Marijuana legalization, impact of trade war dominate LDAF commissioner race

CBD and marijuana legalization a hot topic among Louisiana Agriculture Commissioner race

BATON ROUGE, La. (WAFB) - Candidates running to be the next commissioner of the Louisiana Department of Agricultural and Forestry (LDAF) met at a Press Club forum in Baton Rouge Monday, Sept. 9 to address key concerns before the Oct. 12 election.

Key topics included how to encourage young people to choose agricultural careers, marijuana legalization, medical marijuana regulations, climate change, and the current United States trade war.

Commissioner Dr.
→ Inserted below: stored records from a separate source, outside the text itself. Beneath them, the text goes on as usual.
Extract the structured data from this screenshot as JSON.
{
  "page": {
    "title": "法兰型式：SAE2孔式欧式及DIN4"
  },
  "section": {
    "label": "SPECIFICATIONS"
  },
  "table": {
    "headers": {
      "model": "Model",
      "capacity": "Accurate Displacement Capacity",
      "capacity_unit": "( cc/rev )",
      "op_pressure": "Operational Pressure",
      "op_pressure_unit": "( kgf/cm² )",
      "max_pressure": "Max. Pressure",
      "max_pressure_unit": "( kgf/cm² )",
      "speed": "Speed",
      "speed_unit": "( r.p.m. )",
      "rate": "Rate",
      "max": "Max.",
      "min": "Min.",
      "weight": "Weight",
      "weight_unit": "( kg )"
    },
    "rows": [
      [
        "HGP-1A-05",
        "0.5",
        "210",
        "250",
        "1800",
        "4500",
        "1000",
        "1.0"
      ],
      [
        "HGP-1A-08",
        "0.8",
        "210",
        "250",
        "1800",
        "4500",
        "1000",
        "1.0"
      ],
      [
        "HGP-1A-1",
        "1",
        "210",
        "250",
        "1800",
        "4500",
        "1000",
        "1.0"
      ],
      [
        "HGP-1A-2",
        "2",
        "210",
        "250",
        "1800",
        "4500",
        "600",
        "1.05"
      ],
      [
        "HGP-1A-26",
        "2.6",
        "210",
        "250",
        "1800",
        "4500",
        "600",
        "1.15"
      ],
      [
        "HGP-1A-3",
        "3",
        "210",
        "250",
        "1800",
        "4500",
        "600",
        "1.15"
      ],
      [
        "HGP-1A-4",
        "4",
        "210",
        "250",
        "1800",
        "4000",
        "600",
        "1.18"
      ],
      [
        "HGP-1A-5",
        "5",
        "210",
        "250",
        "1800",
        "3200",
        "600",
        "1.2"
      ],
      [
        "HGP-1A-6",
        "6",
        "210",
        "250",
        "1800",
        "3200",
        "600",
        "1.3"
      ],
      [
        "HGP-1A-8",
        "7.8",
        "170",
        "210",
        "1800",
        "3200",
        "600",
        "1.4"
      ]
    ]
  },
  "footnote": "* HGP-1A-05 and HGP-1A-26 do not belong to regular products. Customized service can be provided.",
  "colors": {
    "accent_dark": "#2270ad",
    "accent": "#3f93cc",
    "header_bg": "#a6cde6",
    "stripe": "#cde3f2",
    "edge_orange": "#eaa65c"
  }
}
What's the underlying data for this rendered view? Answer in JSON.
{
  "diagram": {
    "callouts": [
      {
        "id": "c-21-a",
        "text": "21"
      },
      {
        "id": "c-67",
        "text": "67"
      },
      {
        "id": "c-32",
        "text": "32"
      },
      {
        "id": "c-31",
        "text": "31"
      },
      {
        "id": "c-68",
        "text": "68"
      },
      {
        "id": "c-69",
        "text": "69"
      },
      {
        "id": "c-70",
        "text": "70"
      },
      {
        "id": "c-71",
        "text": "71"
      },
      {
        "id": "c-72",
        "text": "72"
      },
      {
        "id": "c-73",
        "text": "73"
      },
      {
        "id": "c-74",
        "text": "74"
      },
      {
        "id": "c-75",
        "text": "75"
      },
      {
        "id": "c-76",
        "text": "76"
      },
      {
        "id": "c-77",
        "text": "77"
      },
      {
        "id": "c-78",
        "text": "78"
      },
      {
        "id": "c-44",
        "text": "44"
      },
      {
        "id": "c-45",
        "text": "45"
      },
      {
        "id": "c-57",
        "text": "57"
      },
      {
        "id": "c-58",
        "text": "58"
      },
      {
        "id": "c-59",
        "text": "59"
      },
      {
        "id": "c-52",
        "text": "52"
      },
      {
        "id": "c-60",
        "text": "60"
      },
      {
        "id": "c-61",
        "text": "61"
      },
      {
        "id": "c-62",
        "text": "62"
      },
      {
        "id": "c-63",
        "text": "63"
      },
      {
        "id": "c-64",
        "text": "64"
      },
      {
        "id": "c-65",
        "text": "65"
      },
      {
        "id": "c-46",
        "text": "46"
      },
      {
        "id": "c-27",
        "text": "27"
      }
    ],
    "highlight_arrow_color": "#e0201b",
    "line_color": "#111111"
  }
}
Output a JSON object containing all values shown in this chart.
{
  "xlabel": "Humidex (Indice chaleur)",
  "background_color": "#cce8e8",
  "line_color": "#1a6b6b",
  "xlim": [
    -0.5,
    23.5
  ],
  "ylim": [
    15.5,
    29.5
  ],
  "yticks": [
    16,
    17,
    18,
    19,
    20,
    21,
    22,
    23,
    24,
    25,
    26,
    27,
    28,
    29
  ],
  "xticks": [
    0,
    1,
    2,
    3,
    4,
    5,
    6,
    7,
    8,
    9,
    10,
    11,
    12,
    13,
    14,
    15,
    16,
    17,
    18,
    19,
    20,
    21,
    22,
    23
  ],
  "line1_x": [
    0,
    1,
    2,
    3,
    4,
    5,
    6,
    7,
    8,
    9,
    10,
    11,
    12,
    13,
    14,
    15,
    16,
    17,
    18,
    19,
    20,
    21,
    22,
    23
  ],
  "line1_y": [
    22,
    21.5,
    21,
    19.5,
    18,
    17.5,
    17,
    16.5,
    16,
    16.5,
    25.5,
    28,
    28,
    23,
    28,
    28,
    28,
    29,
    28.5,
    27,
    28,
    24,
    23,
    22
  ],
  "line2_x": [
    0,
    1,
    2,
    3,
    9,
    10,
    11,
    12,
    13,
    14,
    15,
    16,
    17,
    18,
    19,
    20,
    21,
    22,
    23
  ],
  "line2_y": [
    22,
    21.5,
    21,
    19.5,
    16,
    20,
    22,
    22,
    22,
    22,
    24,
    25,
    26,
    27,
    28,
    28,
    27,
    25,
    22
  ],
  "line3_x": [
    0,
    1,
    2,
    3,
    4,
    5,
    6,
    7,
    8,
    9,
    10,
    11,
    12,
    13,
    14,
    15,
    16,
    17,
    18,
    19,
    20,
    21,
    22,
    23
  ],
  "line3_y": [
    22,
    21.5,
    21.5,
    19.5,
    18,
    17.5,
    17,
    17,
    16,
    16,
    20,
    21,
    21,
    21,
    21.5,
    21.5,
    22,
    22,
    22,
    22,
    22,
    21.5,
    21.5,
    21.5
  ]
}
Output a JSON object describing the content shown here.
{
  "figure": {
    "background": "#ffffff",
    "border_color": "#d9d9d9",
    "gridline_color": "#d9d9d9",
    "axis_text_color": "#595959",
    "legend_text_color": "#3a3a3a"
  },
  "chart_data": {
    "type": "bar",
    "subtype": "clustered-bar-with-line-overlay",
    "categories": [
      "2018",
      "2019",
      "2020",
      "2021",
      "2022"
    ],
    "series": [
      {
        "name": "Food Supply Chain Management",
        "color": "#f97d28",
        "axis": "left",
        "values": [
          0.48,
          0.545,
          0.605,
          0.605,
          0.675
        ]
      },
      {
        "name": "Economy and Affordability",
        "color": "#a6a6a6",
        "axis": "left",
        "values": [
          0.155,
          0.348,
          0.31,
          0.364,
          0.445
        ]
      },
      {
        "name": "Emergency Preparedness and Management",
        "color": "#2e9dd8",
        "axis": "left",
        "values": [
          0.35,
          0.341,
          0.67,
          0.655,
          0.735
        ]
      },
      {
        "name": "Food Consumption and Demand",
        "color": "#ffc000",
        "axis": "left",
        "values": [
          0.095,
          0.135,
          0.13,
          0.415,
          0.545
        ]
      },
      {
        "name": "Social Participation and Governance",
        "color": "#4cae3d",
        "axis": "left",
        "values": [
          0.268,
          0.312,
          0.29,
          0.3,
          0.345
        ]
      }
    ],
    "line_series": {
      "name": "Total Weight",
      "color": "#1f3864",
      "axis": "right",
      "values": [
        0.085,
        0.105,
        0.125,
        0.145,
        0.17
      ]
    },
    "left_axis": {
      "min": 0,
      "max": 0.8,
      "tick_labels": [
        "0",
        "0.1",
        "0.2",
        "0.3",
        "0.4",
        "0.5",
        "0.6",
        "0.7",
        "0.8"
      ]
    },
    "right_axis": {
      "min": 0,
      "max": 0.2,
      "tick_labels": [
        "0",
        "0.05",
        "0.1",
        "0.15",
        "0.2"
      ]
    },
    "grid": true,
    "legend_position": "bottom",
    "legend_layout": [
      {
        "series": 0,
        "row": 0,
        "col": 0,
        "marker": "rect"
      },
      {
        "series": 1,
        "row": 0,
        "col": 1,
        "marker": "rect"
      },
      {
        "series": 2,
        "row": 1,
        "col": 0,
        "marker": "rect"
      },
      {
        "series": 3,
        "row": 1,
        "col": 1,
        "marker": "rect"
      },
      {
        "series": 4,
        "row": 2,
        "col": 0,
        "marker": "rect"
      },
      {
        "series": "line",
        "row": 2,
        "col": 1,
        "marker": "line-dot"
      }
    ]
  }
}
Mike Strain is running for another term and says he wants to see the results from more tests on the effects medical marijuana on the brain.

“I think we’re going to see medical marijuana be here moving forward and if our federal government is going to allow that, we really want to see what the scientific outcomes are going to be," Strain said.

Dr. Mike Strain
Dr. Mike Strain (Source: WAFB)

Challenger, Marguerite Green, who is a farmer, says she wants marijuana legalized recreationally.

“In some parts of this country, people are making great wealth growing cannabis and here in Louisiana, we’re continuing to criminalize people for using small amounts of it," Green said.

Marguerite Green
Marguerite Green (Source: WAFB)

Like Commissioner Strain, another challenger, tree-farmer, Peter Williams, says he wants to see more testing done too. But unlike Strain, he has strong opposing views on the trade war with China.

“Right now, we’re having a man-made disaster because of what’s happened with the trade wars because of what’s happened in Washington, D.C.,” Williams said. “Unfortunately, we have no one in position now that’s going to challenge the powers that be for our farmers that are suffering.”

Peter Williams
Peter Williams (Source: WAFB)

Commissioner Strain points to his previous trade experience on national committees as a platform. Green says she wants to help farmers adapt, whether there’s a trade war or not.

“I’m more interested in helping farmers diversify the crops they grow and have resiliency against future trade wars," she said.